Thanks. Where did you get the information that the Landis has a room available? I’m curious because they say that they have a waitlist of 30-40 people. Maybe they give some rooms to agencies, and if I went throuigh the aganecy I could get it?
[quote=“Sir Donald Bradman”]Thanks. Where did you get the information that the Landis has a room available? I’m curious because they say that they have a waitlist of 30-40 people. Maybe they give some rooms to agencies, and if I went throuigh the aganecy I could get it?
Brian[/quote]
I got the info on www.hrs.de (you can change the language to English by clicking on the “24 Sprachen” drop down menu). Sorry for the typo. Hrs.de is excellent for making room reservations in Europe, never tried it in Taiwan, maybe someone at the Landis made a mistake and now it shows available rooms no matter which date you chose. Or they have a quota for visitors from abroad? Anyway, since it is showing available rooms you could immediately make a confirmed reservation online. … on the other hand, a discussion with the hotel staff might not be the best way to start a romantic weekend.
If I remember this correctly, the teahouse is on Ching [jing1] Cheng [cheng2] 21st street (精誠21街).
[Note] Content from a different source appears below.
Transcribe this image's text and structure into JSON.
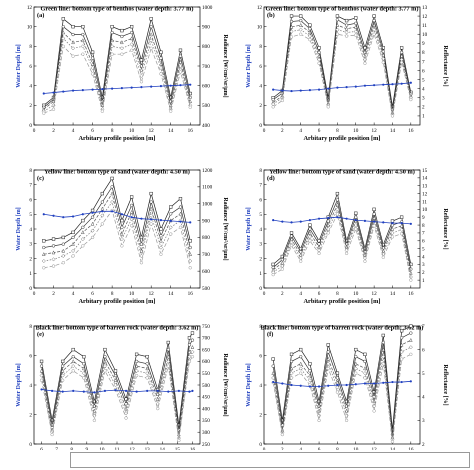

The Japanese Restaurant is near the parking on Ta [da4] Tun [dun1] 19th street (大墩19街), unfortunately, I always park the car there so I never had to tell the exact street name to a taxi driver. It’s just a few steps away from the beginning of the famous pedestrian street (it might still be the same street name, but it is on part of this street not reserved for pedestrians).
Anyway, the teahouse is a really very quiet and unique place. The Japanese restaurant is more lively, nice interior, too, and excellent food. They have a room downstairs with two more private tables but I think it is for larger groups only - or VIPs? I don’t know, I prefer the atmosphere on the ground floor. These are really the two upscale places in Taichung I can recommend most, I’m sure there are lots of other good locations (maybe some western restaurants, too, I rarely tried those), but there are quite a lot of disappointing restaurants and teahouses, etc., as well.
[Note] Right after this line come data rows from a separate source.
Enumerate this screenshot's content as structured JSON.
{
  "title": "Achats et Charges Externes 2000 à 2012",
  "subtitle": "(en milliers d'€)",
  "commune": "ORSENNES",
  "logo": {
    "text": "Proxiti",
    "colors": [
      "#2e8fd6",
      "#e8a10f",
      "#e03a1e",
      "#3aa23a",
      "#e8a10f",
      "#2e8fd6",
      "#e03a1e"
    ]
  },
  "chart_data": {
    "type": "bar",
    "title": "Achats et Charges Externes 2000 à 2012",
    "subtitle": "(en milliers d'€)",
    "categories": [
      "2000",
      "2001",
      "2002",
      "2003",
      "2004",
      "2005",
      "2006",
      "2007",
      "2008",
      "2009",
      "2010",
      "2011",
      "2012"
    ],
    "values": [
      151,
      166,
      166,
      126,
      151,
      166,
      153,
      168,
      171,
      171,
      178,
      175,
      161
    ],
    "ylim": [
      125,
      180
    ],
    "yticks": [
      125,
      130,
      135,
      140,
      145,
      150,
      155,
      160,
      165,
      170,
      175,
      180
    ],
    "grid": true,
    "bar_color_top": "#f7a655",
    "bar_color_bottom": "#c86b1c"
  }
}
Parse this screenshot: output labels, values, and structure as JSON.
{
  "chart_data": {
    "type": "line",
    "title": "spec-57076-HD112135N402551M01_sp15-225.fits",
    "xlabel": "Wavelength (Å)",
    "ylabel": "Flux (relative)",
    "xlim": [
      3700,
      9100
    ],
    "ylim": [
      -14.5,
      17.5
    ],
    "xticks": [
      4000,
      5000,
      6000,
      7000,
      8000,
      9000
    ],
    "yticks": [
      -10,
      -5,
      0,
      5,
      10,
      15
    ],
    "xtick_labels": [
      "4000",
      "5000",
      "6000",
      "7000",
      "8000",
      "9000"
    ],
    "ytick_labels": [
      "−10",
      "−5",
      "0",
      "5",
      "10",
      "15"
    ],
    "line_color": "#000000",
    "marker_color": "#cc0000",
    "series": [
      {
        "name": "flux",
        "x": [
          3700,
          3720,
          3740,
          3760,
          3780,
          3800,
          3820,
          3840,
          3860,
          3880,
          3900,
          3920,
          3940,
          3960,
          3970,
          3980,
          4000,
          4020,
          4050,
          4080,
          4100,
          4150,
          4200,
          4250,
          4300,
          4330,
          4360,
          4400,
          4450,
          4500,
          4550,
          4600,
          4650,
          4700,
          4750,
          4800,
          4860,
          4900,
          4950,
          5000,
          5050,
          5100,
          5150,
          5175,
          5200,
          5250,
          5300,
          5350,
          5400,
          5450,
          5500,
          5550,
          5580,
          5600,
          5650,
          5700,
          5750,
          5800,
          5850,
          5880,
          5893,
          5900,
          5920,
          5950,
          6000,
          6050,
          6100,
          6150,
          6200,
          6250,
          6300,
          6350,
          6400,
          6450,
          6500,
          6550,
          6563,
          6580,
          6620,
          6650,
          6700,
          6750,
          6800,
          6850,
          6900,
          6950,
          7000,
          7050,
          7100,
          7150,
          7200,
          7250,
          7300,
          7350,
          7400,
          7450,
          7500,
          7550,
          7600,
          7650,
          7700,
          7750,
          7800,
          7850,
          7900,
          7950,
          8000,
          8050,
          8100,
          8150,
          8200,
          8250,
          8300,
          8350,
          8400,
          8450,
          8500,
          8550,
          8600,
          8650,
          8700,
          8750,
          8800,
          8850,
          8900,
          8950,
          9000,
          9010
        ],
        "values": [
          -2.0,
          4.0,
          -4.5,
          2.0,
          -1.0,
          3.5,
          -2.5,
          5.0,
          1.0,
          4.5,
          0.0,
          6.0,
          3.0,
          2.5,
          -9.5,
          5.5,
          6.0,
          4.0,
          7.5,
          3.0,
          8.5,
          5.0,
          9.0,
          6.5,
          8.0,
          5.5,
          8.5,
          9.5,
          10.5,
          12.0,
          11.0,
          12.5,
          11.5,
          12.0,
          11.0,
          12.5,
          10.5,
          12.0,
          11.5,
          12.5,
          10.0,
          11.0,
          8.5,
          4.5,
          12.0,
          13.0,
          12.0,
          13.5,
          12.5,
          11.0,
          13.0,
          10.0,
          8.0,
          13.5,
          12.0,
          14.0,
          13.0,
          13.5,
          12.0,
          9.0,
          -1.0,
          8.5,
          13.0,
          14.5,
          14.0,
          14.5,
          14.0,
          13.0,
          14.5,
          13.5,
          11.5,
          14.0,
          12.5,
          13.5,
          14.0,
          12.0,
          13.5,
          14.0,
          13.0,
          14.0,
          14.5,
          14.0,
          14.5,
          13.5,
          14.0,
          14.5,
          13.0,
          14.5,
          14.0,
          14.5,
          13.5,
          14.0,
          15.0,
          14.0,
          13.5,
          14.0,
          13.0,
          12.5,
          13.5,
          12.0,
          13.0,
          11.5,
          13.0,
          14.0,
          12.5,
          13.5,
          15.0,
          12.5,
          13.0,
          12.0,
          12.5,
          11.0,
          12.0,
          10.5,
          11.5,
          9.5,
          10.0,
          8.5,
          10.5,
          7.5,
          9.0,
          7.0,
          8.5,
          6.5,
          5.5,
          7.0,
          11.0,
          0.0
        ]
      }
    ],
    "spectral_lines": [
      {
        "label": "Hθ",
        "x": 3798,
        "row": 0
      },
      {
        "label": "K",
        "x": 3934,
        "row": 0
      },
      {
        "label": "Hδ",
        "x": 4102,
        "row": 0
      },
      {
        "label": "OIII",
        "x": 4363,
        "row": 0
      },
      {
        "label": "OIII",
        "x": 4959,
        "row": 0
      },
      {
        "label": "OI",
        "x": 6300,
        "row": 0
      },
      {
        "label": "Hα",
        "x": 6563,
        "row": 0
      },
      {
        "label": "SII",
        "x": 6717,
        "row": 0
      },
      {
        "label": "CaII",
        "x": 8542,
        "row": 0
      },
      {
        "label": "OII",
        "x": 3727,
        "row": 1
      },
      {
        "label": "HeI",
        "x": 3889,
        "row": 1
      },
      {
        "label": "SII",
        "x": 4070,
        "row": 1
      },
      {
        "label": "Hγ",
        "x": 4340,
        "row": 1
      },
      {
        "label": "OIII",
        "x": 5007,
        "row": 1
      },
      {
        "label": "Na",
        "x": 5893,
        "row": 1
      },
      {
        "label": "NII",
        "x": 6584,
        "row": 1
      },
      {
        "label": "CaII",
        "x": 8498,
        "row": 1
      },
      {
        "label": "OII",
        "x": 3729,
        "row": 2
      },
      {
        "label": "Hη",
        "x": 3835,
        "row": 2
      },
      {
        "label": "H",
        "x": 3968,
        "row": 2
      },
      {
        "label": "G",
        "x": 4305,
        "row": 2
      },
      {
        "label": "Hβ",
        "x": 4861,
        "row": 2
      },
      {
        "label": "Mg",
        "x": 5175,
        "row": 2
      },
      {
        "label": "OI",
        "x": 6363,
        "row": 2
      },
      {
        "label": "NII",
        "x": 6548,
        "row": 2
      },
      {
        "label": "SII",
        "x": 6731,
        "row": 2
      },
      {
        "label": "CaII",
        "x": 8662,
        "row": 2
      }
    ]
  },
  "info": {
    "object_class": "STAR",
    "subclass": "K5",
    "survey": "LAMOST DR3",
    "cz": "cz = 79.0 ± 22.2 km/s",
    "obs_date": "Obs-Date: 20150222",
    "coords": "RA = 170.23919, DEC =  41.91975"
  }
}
Sorry, it’s in German and it is not finished yet (I uploaded it to an area reserved for our beta testers) and it’s not a personal homepage, anyway. If you still want to have a look, it will be available on www.satrue.lu in a few days (I hope). (No need to look at that page right now, what is there is only meant to enable the search engines to index our page).
We were lucky enought o get a room when I did another ring around the other big hotels. Stayed at the Plaza International which was alright, but nothing special. Very ordinary breakfast and a sorry excuse for a swimming pool. Good view from the 21st floor though and good price at 2700 for a double.
Didn’t do much because it was so hot and muggy. Lying Taizhongers always going on about the lovely weather down there!
Had a great veggie Pizza and Fingas (run by a Kiwi bloke), but my wife didn’t like her pasta. Really nice Veggiue restaurant too. I’ll dig out the addresses later.
Checked out the night market. What was it called? Fengjia or something. A lot like Shilin nightmarket just without idiots with silly hats banging shoes together.
Went to the Science Museum, saw big queues, didn’t look to interesting and didn’t know where to go becasue you have to pay seperately for every exhibition, so turned around and left.